Marques de Sapucaí – Nunca gostei de Carnaval, apesar de grande esforço. É sério, eu me esforcei muito, principalmente na minha pré-adolescência em Friburgo. Mas a coisa era tão forte, que até pé machucado cheio de methiolate eu inventei. Não gosto, não está em mim. Naquela idade eu me perguntava o motivo de tanta alegria _ adorava festas de Reveillon e dançava até de manhã _ e um pouco mais velha, porque este evento dava a permissão para uma mudança tão grande de comportamento. Os tempos eram outros…

Itália – Devo ter deixado este item por último porque sou uma sentimental. Que consegue ser muito prática também. Quando eu era criança, meu avô estava fazendo 50 anos de Brasil e resolveu levar a família para conhecer a “sua terra”. Imagino o valor para aquele homem, vitorioso, forte, voltar por cima aquele pequeno vilarejo na Calábria, que de tão pequeno nem está no mapa, apresentando seus descendentes, a família que ele fez no Brasil. Eu adorei a viagem. Ficamos lá 32 dias, conhecendo tudo e mais um pouco, e o bom bom Baci virou memória afetiva porque ganhei de minha avó em Fiumiccino. Muitos anos depois voltei sozinha, numa viagem de mochila, iniciada em Londres. Só fui maltratada porque o italiano é tão ou mais machista que o brasileiro e quando veem uma mulher sozinha, tentam lhe cobrar tudo em dobro e coisas assim. Eu me aborreci e perdi a vontade de voltar.

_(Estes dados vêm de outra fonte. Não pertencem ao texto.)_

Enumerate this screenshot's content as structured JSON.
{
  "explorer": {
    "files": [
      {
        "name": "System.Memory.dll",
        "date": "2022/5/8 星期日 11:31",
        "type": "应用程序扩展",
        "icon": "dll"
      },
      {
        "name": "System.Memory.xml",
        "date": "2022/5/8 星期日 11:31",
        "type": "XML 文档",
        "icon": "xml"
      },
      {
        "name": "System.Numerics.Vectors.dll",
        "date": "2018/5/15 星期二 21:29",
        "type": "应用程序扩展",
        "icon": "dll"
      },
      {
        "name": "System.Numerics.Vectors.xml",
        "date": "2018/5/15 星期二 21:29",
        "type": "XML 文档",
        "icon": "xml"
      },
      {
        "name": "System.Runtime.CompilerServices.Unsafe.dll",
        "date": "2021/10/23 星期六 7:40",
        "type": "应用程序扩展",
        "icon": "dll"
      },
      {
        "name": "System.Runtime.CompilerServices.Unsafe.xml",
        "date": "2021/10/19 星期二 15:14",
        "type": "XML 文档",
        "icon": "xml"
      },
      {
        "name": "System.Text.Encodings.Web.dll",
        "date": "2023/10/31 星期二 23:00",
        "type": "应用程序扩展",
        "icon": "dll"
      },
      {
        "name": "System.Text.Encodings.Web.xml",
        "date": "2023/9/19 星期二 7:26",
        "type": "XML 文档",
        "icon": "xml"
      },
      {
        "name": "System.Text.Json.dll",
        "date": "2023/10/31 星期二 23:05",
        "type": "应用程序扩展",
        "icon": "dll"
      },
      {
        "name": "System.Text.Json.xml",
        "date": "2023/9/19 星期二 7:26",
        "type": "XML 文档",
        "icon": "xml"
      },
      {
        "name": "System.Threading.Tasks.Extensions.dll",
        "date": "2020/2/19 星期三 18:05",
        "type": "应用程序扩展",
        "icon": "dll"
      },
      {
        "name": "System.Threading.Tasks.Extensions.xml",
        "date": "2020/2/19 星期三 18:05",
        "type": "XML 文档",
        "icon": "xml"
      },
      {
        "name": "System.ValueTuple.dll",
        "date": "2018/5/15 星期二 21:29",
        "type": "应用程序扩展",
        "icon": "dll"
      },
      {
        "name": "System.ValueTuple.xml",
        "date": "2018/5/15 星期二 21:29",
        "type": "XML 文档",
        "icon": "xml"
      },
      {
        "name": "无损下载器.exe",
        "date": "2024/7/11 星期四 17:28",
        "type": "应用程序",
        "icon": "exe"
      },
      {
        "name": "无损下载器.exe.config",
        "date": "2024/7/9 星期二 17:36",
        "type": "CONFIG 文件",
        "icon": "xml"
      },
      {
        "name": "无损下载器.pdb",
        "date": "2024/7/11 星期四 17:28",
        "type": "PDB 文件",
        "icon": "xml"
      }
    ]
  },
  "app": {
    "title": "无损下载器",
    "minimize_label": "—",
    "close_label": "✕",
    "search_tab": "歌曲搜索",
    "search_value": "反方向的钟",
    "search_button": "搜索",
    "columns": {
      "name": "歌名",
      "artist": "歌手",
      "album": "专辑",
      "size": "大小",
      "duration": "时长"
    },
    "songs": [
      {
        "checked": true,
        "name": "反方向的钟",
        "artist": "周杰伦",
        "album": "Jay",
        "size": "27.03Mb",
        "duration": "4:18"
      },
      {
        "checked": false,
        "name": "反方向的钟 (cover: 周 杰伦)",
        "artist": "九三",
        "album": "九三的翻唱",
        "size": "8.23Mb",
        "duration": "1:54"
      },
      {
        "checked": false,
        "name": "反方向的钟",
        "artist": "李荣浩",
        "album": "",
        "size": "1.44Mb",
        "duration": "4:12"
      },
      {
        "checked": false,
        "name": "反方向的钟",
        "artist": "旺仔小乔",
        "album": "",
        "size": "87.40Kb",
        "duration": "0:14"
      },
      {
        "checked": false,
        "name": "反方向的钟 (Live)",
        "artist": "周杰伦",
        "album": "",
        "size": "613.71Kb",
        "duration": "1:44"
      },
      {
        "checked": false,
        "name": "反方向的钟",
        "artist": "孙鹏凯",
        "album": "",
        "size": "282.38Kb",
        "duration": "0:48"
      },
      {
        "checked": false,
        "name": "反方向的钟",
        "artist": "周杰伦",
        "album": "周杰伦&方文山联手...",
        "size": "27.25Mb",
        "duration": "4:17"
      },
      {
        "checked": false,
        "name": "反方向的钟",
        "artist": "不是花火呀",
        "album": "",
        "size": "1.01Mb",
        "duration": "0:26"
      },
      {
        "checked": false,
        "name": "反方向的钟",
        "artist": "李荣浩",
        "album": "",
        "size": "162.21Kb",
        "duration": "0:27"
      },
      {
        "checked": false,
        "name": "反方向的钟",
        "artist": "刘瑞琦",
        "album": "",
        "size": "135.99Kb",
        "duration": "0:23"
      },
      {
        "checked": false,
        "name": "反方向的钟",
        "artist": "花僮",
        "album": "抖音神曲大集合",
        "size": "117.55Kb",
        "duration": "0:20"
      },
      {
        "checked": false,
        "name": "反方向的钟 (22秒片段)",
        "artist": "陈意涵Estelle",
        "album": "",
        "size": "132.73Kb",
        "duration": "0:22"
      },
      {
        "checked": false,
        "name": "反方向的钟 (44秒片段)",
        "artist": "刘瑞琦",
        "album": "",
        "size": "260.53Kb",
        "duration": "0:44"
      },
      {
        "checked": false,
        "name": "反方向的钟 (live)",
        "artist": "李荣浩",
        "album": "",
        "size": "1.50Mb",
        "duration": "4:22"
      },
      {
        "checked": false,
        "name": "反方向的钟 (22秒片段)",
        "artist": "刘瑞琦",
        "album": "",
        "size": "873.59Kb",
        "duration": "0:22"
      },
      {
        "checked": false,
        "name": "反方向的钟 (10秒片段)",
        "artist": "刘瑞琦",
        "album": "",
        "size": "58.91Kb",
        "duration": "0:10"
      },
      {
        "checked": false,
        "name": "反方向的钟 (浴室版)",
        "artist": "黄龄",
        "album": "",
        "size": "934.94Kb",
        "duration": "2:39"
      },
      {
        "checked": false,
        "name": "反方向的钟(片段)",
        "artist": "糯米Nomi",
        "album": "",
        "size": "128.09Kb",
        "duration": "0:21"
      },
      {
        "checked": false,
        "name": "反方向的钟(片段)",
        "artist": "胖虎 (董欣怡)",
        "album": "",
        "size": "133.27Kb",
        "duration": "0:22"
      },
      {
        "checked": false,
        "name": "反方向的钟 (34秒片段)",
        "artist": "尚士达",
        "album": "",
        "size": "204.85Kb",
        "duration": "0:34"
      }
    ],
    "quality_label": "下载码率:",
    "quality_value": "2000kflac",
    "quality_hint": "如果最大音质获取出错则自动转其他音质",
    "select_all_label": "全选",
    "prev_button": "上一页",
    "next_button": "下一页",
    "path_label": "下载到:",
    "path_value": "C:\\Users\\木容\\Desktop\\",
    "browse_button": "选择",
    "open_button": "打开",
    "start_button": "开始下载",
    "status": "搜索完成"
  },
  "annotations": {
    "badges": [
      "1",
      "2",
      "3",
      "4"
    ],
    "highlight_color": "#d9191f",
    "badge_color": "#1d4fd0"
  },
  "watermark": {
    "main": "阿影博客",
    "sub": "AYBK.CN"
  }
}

Agora que escrevi tudo isso, fico pensando que tenho muitas coisas sensacionais para fazer ou conhecer, e que “as minhas ruins” não chegam a vinte. Isso é muito bom ! Sinal de que vivi, aproveitei, sorvi muitas coisas boas de culturas diversas em momentos diferentes de minha vida. E pretendo continuar assim !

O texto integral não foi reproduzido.